"Non ho nulla da rimproverarmi, ho lasciato tutto ciò che avevo sul campo. Golden State ci ha battuto ancora, trattandoci come uno dei tanti ostacoli che ha superato sulla sua strada". Pensieri e parole di LeBron James, il più forte giocatore di pallacanestro al mondo che, dopo la quinta sconfitta alle NBA Finals contro i Warriors, sembra voler anticipare le critiche di una parte dell'opinione pubblica e mediatica. Eppure il Prescelto è ormai fuori dal mirino della critica, che in larga misura ha smesso di rinfacciargli il suo record negativo nelle serie finali.
Un record aggiornato a 3-5, e che dovrebbe indurre a diversi spunti di riflessione. In almeno un paio di occasioni le squadre di LeBron sono giunte alle Finals senza i favori del pronostico (come accaduto nel 2007 contro i San Antonio Spurs e nel 2015 quando, appena tornato a Cleveland, dovette guidare i Cavs praticamente da solo contro Golden State). In mezzo un altro k.o. contro gli ingiocabili Spurs del 2014, e uno più difficile da accettare, contro Dallas nel 2011. Ma anche tre trionfi, due consecutivi, su Thunder e Spurs, fino alla rimonta da urlo dello scorso anno contro i Warriors. In realtà, il record parla già da sè a favore di LeBron: giungere alle Finals in otto occasioni, con una striscia aperta di sette partecipazioni consecutive, con due squadre diverse, è dimostrazione di forza, dominio, di un segno indelebile lasciato nella storia del gioco. Come correttamente osservato oltreoceano, James ha distrutto i sogni di un'intera generazioni di giocatori della Eastern Conference, rappresentando da solo una dinastia. Una dinastia che giunge in finale con regolarità, e che può vincere e perdere, come d'altronde naturale quando si compete per il titolo un anno sì e l'altro pure. Una tripla doppia ambulante, se si vuole continuare a parlare di numeri, come quella fatta registrare nell'ultima serie contro i Golden State Warriors, nonostante il 4-1 subito. E la grandezza di James sta proprio nella sua irripetibile capacità di essere un all around player, un giocatore in grado da solo di trasformare una normale squadra NBA in una contender da compagnia per l'anello. Non ci fossero stati sulla sua strada i clamorosi Dubs di questo triennio, il Prescelto avrebbe con ogni probabilità due titoli in tasca in più, posto che fare la conta dei Larry O'Brien Trophy sia davvero la maniera corretta di affrontare il problema.

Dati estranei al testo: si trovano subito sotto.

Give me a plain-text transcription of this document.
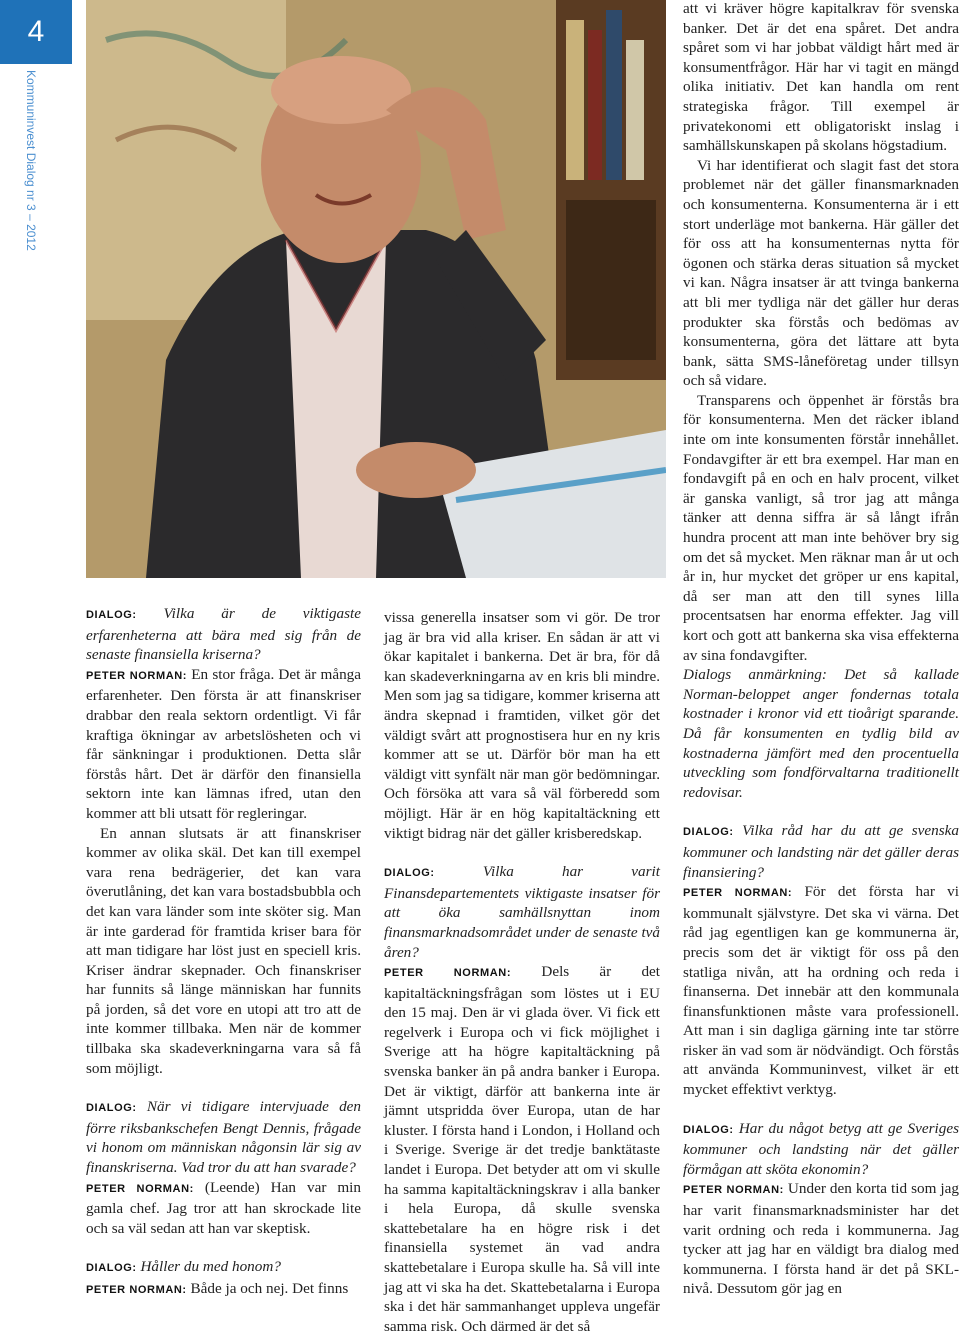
4
Kommuninvest Dialog nr 3 – 2012

DIALOG: Vilka är de viktigaste erfarenheterna att bära med sig från de senaste finansiella kriserna?

PETER NORMAN: En stor fråga. Det är många erfarenheter. Den första är att finanskriser drabbar den reala sektorn ordentligt. Vi får kraftiga ökningar av arbetslösheten och vi får sänkningar i produktionen. Detta slår förstås hårt. Det är därför den finansiella sektorn inte kan lämnas ifred, utan den kommer att bli utsatt för regleringar.

En annan slutsats är att finanskriser kommer av olika skäl. Det kan till exempel vara rena bedrägerier, det kan vara överutlåning, det kan vara bostadsbubbla och det kan vara länder som inte sköter sig. Man är inte garderad för framtida kriser bara för att man tidigare har löst just en speciell kris. Kriser ändrar skepnader. Och finanskriser har funnits så länge människan har funnits på jorden, så det vore en utopi att tro att de inte kommer tillbaka. Men när de kommer tillbaka ska skadeverkningarna vara så få som möjligt.

DIALOG: När vi tidigare intervjuade den förre riksbankschefen Bengt Dennis, frågade vi honom om människan någonsin lär sig av finanskriserna. Vad tror du att han svarade?

PETER NORMAN: (Leende) Han var min gamla chef. Jag tror att han skrockade lite och sa väl sedan att han var skeptisk.

DIALOG: Håller du med honom?

PETER NORMAN: Både ja och nej. Det finns

vissa generella insatser som vi gör. De tror jag är bra vid alla kriser. En sådan är att vi ökar kapitalet i bankerna. Det är bra, för då kan skadeverkningarna av en kris bli mindre. Men som jag sa tidigare, kommer kriserna att ändra skepnad i framtiden, vilket gör det väldigt svårt att prognostisera hur en ny kris kommer att se ut. Därför bör man ha ett väldigt vitt synfält när man gör bedömningar. Och försöka att vara så väl förberedd som möjligt. Här är en hög kapitaltäckning ett viktigt bidrag när det gäller krisberedskap.

DIALOG:	Vilka har varit Finansdepartementets viktigaste insatser för att öka samhällsnyttan inom finansmarknadsområdet under de senaste två åren?

PETER NORMAN: Dels är det kapitaltäckningsfrågan som löstes ut i EU den 15 maj. Den är vi glada över. Vi fick ett regelverk i Europa och vi fick möjlighet i Sverige att ha högre kapitaltäckning på svenska banker än på andra banker i Europa. Det är viktigt, därför att bankerna inte är jämnt utspridda över Europa, utan de har kluster. I första hand i London, i Holland och i Sverige. Sverige är det tredje banktätaste landet i Europa. Det betyder att om vi skulle ha samma kapitaltäckningskrav i alla banker i hela Europa, då skulle svenska skattebetalare ha en högre risk i det finansiella systemet än vad andra skattebetalare i Europa skulle ha. Så vill inte jag att vi ska ha det. Skattebetalarna i Europa ska i det här sammanhanget uppleva ungefär samma risk. Och därmed är det så

att vi kräver högre kapitalkrav för svenska banker. Det är det ena spåret. Det andra spåret som vi har jobbat väldigt hårt med är konsumentfrågor. Här har vi tagit en mängd olika initiativ. Det kan handla om rent strategiska frågor. Till exempel är privatekonomi ett obligatoriskt inslag i samhällskunskapen på skolans högstadium.

Vi har identifierat och slagit fast det stora problemet när det gäller finansmarknaden och konsumenterna. Konsumenterna är i ett stort underläge mot bankerna. Här gäller det för oss att ha konsumenternas nytta för ögonen och stärka deras situation så mycket vi kan. Några insatser är att tvinga bankerna att bli mer tydliga när det gäller hur deras produkter ska förstås och bedömas av konsumenterna, göra det lättare att byta bank, sätta SMS-låneföretag under tillsyn och så vidare.

Transparens och öppenhet är förstås bra för konsumenterna. Men det räcker ibland inte om inte konsumenten förstår innehållet. Fondavgifter är ett bra exempel. Har man en fondavgift på en och en halv procent, vilket är ganska vanligt, så tror jag att många tänker att denna siffra är så långt ifrån hundra procent att man inte behöver bry sig om det så mycket. Men räknar man år ut och år in, hur mycket det gröper ur ens kapital, då ser man att den till synes lilla procentsatsen har enorma effekter. Jag vill kort och gott att bankerna ska visa effekterna av sina fondavgifter.

Dialogs anmärkning: Det så kallade Norman-beloppet anger fondernas totala kostnader i kronor vid ett tioårigt sparande. Då får konsumenten en tydlig bild av kostnaderna jämfört med den procentuella utveckling som fondförvaltarna traditionellt redovisar.

DIALOG: Vilka råd har du att ge svenska kommuner och landsting när det gäller deras finansiering?

PETER NORMAN: För det första har vi kommunalt självstyre. Det ska vi värna. Det råd jag egentligen kan ge kommunerna är, precis som det är viktigt för oss på den statliga nivån, att ha ordning och reda i finanserna. Det innebär att den kommunala finansfunktionen måste vara professionell. Att man i sin dagliga gärning inte tar större risker än vad som är nödvändigt. Och förstås att använda Kommuninvest, vilket är ett mycket effektivt verktyg.

DIALOG: Har du något betyg att ge Sveriges kommuner och landsting när det gäller förmågan att sköta ekonomin?

PETER NORMAN: Under den korta tid som jag har varit finansmarknadsminister har det varit ordning och reda i kommunerna. Jag tycker att jag har en väldigt bra dialog med kommunerna. I första hand är det på SKL-nivå. Dessutom gör jag en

Inutile neanche stare a ricordare quanti grandissimi giocatori non siano mai riusciti ad arrivare alla terra promessa (da John Stockton e Karl Malone a Charles Barkley e Reggie Miller, passando per Steve Nash in anni più recenti). La grandezza non si misura (solo) in base al numero di titoli vinti, ma piuttosto in base al segno lasciato sull'evoluzione del gioco. Ormai in campo da quasi quindici anni sul palcoscenico più luminoso, LeBron ha mostrato in più occasioni l'intelligenza dei fuoriclasse, capace di modificare la sua pallacanestro in relazione alle esigenze della squadra e del nuovo contesto tecnico vissuto dall'NBA. Dopo aver iniziato come giocatore estremamente fisico, gran realizzatore, ma tiratore sotto la media (come dimenticare la serie contro gli Spurs del 2007, che lo attendevano in area per sfidarlo al tiro da fuori), il numero 23 ha accettato, prima con riluttanza, poi con entusiasmo, di diventare a tutti gli effetti una point forward, un playmaker di due metri e dieci in grado di giocare indifferentemente spalle e fronte a canestro. E' questa la dimensione totale di LeBron, che oggi può segnare di forza al ferro (ne sanno qualcosa i Celtics, ma anche gli stessi Warriors), tirare con percentuali sopra il 40% dall'arco (anche dal palleggio, senza ritmo), muoversi in post come ormai solo in pochi sanno fare, riaprire per i tiratori da situazioni tecniche diverse, ribaltare il campo con palloni girati ai quattro angoli con precisione chirurgica. Tutto questo, e molto altro (il controllo psicologico sulla partita, la leadership sui compagni di squadra), è LeBron James, che continua ad estendere la sua leggenda lasciando parlare il campo. Anche i numeri sono dalla sua parte (ha recentemente superato un certo Michael Jordan per punti segnati nei playoffs), e non sarà certo una sconfitta in più o in meno contro un grandissimo avversario ad intaccare quella che negli States chiamano legacy, e che James ha costruito stagione dopo stagione, senza sembrar risentire dell'usura legata a un quindicennio vissuto sulla cresta dell'onda.